Another potentially positive signal related to the clinical status of vaccinated people. Of the Covid patients in Steve Biko/Tshwane District Hospital Complex on Dec. 2, only six were known to have been vaccinated. Of nine people who had developed Covid pneumonia, eight were unvaccinated and one was a child.
“If the assumption that they provide (most likely mostly Omicron) is correct, there is an interesting observation in that there is a clear vaccination effect if you look at the data,” Marion Koopmans, head of virology at Erasmus Medical Center in Rotterdam, the Netherlands, said in an email.
The report itself suggests as much.

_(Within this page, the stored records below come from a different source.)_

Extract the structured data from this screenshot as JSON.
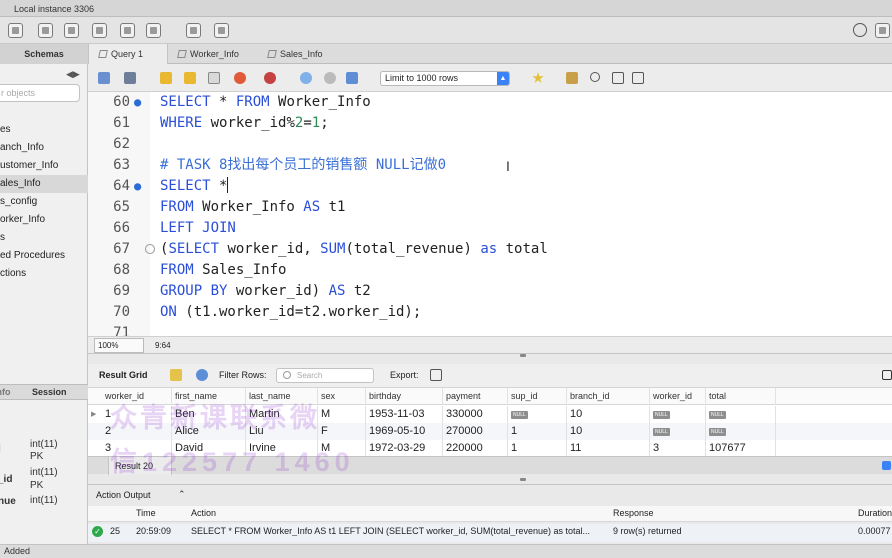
{
  "window": {
    "connection_tab": "Local instance 3306"
  },
  "tabs": {
    "schemas": "Schemas",
    "query": "Query 1",
    "worker_info": "Worker_Info",
    "sales_info": "Sales_Info"
  },
  "sidebar": {
    "filter_placeholder": "r objects",
    "items": [
      "es",
      "anch_Info",
      "ustomer_Info",
      "ales_Info",
      "s_config",
      "orker_Info",
      "s",
      "ed Procedures",
      "ctions"
    ],
    "info_tabs": {
      "info": "Info",
      "session": "Session"
    },
    "columns": [
      {
        "name": "l",
        "type": "int(11)",
        "extra": "PK"
      },
      {
        "name": "_id",
        "type": "int(11)",
        "extra": "PK"
      },
      {
        "name": "nue",
        "type": "int(11)",
        "extra": ""
      }
    ]
  },
  "editor_toolbar": {
    "limit": "Limit to 1000 rows"
  },
  "editor": {
    "lines": [
      {
        "n": "60",
        "dot": true,
        "fold": false,
        "parts": [
          [
            "kw",
            "SELECT"
          ],
          [
            "id",
            " * "
          ],
          [
            "kw",
            "FROM"
          ],
          [
            "id",
            " Worker_Info"
          ]
        ]
      },
      {
        "n": "61",
        "dot": false,
        "fold": false,
        "parts": [
          [
            "kw",
            "WHERE"
          ],
          [
            "id",
            " worker_id%"
          ],
          [
            "num",
            "2"
          ],
          [
            "id",
            "="
          ],
          [
            "num",
            "1"
          ],
          [
            "id",
            ";"
          ]
        ]
      },
      {
        "n": "62",
        "dot": false,
        "fold": false,
        "parts": []
      },
      {
        "n": "63",
        "dot": false,
        "fold": false,
        "parts": [
          [
            "cm",
            "# TASK 8找出每个员工的销售额 NULL记做0"
          ]
        ]
      },
      {
        "n": "64",
        "dot": true,
        "fold": false,
        "parts": [
          [
            "kw",
            "SELECT"
          ],
          [
            "id",
            " *"
          ]
        ],
        "cursor": true
      },
      {
        "n": "65",
        "dot": false,
        "fold": false,
        "parts": [
          [
            "kw",
            "FROM"
          ],
          [
            "id",
            " Worker_Info "
          ],
          [
            "kw",
            "AS"
          ],
          [
            "id",
            " t1"
          ]
        ]
      },
      {
        "n": "66",
        "dot": false,
        "fold": false,
        "parts": [
          [
            "kw",
            "LEFT JOIN"
          ]
        ]
      },
      {
        "n": "67",
        "dot": false,
        "fold": true,
        "parts": [
          [
            "id",
            "("
          ],
          [
            "kw",
            "SELECT"
          ],
          [
            "id",
            " worker_id, "
          ],
          [
            "fn",
            "SUM"
          ],
          [
            "id",
            "(total_revenue) "
          ],
          [
            "kw",
            "as"
          ],
          [
            "id",
            " total"
          ]
        ]
      },
      {
        "n": "68",
        "dot": false,
        "fold": false,
        "parts": [
          [
            "kw",
            "FROM"
          ],
          [
            "id",
            " Sales_Info"
          ]
        ]
      },
      {
        "n": "69",
        "dot": false,
        "fold": false,
        "parts": [
          [
            "kw",
            "GROUP BY"
          ],
          [
            "id",
            " worker_id) "
          ],
          [
            "kw",
            "AS"
          ],
          [
            "id",
            " t2"
          ]
        ]
      },
      {
        "n": "70",
        "dot": false,
        "fold": false,
        "parts": [
          [
            "kw",
            "ON"
          ],
          [
            "id",
            " (t1.worker_id=t2.worker_id);"
          ]
        ]
      },
      {
        "n": "71",
        "dot": false,
        "fold": false,
        "parts": []
      }
    ],
    "zoom": "100%",
    "position": "9:64"
  },
  "result": {
    "grid_label": "Result Grid",
    "filter_label": "Filter Rows:",
    "search_placeholder": "Search",
    "export_label": "Export:",
    "columns": [
      "worker_id",
      "first_name",
      "last_name",
      "sex",
      "birthday",
      "payment",
      "sup_id",
      "branch_id",
      "worker_id",
      "total"
    ],
    "rows": [
      [
        "1",
        "Ben",
        "Martin",
        "M",
        "1953-11-03",
        "330000",
        "NULL",
        "10",
        "NULL",
        "NULL"
      ],
      [
        "2",
        "Alice",
        "Liu",
        "F",
        "1969-05-10",
        "270000",
        "1",
        "10",
        "NULL",
        "NULL"
      ],
      [
        "3",
        "David",
        "Irvine",
        "M",
        "1972-03-29",
        "220000",
        "1",
        "11",
        "3",
        "107677"
      ]
    ],
    "tab_label": "Result 20"
  },
  "output": {
    "selector": "Action Output",
    "columns": [
      "Time",
      "Action",
      "Response",
      "Duration"
    ],
    "row": {
      "num": "25",
      "time": "20:59:09",
      "action": "SELECT * FROM Worker_Info AS t1 LEFT JOIN (SELECT worker_id, SUM(total_revenue) as total...",
      "response": "9 row(s) returned",
      "duration": "0.00077"
    }
  },
  "statusbar": {
    "text": "Added"
  },
  "watermark": {
    "line1": "众青新课联系微",
    "line2": "信122577 1460"
  }
}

It notes that 80% of the people in hospital with Covid over the past two weeks were under the age of 50 — which was not the case in the three earlier Covid waves in the country. “It may be that this is a vaccination effect as 57% of people over the age of 50 have been vaccinated in the province compared to 34% in the 18-to-49-year group,” Abdullah wrote.
Koopmans agreed that to date most cases of Omicron seen in South Africa and elsewhere seem to involve mild disease, but she said it is too soon to be sure that will hold up as the virus moves into different demographic populations. “Only once we have seen this spread across age groups we will be able to tell,” she said.
Osterholm and others said it will be important, too, to watch how Omicron fares in places where the Delta variant is currently causing high levels of illness, as is the case in many parts of the United States and Europe presently.
And Peter Hotez, dean of Baylor College of Medicine’s national school of tropical medicine, said we’ll have to see what kind of illness Omicron triggers in other places before drawing conclusions.
“Potentially it means that the severity of illness is less with Omicron,” he acknowledged. “But I think we have to be very cautious about making any definitive statement. Right now, it’s an interesting anecdote as much as anything else. And we’ll see as Omicron accelerates in the United States whether if falls along a similar pattern.”